The funked-up party rockers Five Townz, whose boisterous track “Mama Told Me Not To Come” was previously reviewed on this blog, are back in action with another rowdy, cheerful single “Black & White”. The new version of this cover tune is much more amped and glam-inspired than it’s previous versions by Greyhound and Three Dog Night, respectively. The band chose to approach this meaningful track with this added “pop metal” enthusiasm because they felt it “best showcased the intensity and insanity of the race riots , the madness of the movement, the power struggles and oppression.”
In my view, Five Townz made a good move here.
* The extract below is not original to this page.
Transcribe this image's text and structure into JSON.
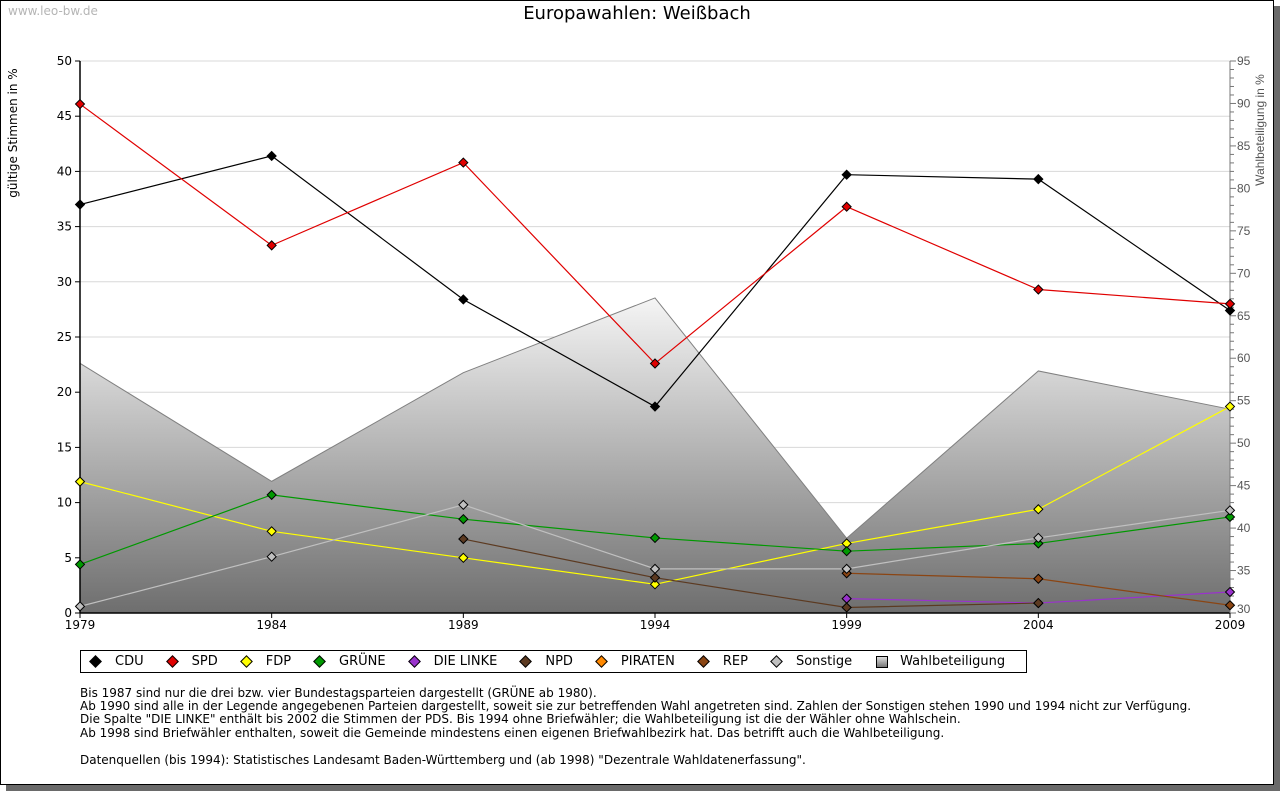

Only the coldest of hearts would find themselves unable to get behind an energized celebration of love and unity. The song has an interesting history and it’s because of it’s theme of collective unity that the band decided to release “Black & White” on January 16, 2012 – Martin Luther King Day.
Here’s the scoop on where the song came from, and I’m quoting from the band’s recent press release.
On May 17, 1954, the Supreme Court of the United States ruled separate educational facilities for black students was unconstitutional, thus banning segregation in the public schools (Brown v. Board of Education). Inspired by that ruling, lyricist David Arkin and folk singer/composer Earl Robinson crafted Black and White.
The band respectfully adds some lyrics that were written for the original, but never previously heard: “Their robes were black, their heads were white. The schoolhouse doors were closed so tight. Nine judges set down their names. To end the years and years of shame.”
This is quite a serious track, and it’s the choice of love over fear, the party over the giving up, that we’re hearing. When Five Townz adds the chant “The whole world is watching” towards the end, you can feel some “Occupy the world/Occupy Wall St” energy infused in the song (my interpretation). Funny that this is something Martin Luther King was working on when he died, and didn’t manage to make much headway with. Now, millions all over the world are protesting and taking effort to make positive change for everyone, not just the few at the top.